I hate to critique Stanford. I think it is a great university, however, their study which is used widely to gauge Charter Schools is flawed. There are more than sixteen states with charter schools. Additionally, the 'per capita' expenditures on students in each setting needs to be factored into the outcomes. 
 
What CREDO does not do is entertain in any way the environmental factors in the different learning environments, including emotional competency and household composition as well as parental time with child for school work.

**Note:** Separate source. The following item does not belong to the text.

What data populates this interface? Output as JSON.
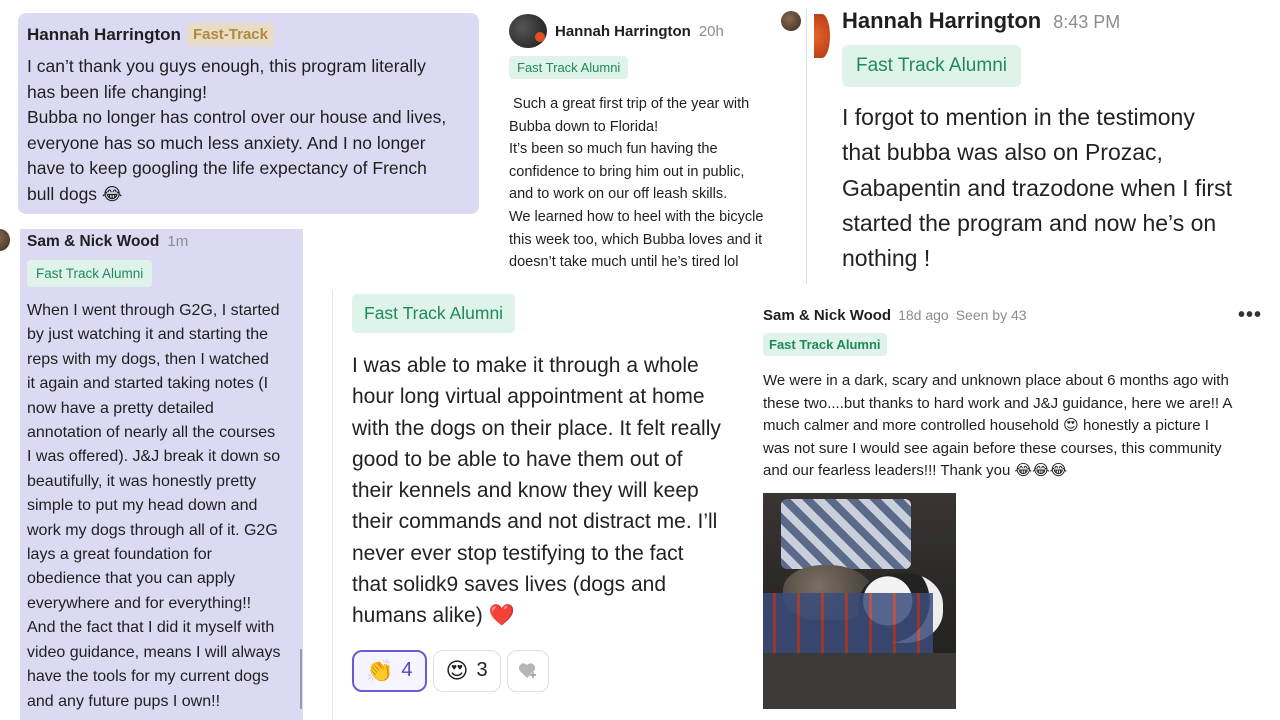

I guess it could be considered, "Quality of Life Determination." If there was a mathematical statistical model to quantify these facts the overall outcomes might be more interesting.
 
If Detroit would take Newark's experience with evaluations it might hold it's own for the necessary funding for their children. 

November 27, 2012

School Effect = Controllable School Factors + Peer Group & Other Factors
 
In other words, we simply don’t know what component of the effect has to do with school quality issues that might be replicated and what component has to do with clustering kids together in a more advantaged peer group. Yes, the study controls for the students’ individual characteristics, but no, it cannot sort out whether the clustering of students with more or less advantaged peers affects their outcomes (which it certainly does). Lottery-based studies suffer the same problem, when lotteried in and lotteried out students end up in very different peer contexts. Yes, the sorting mechanism is random, but the placement is not. The peer selection effect may be exacerbated by selective attrition (shedding weaker and/or disruptive students over time). And Newark’s highest flying charter schools certainly have some issues with attrition.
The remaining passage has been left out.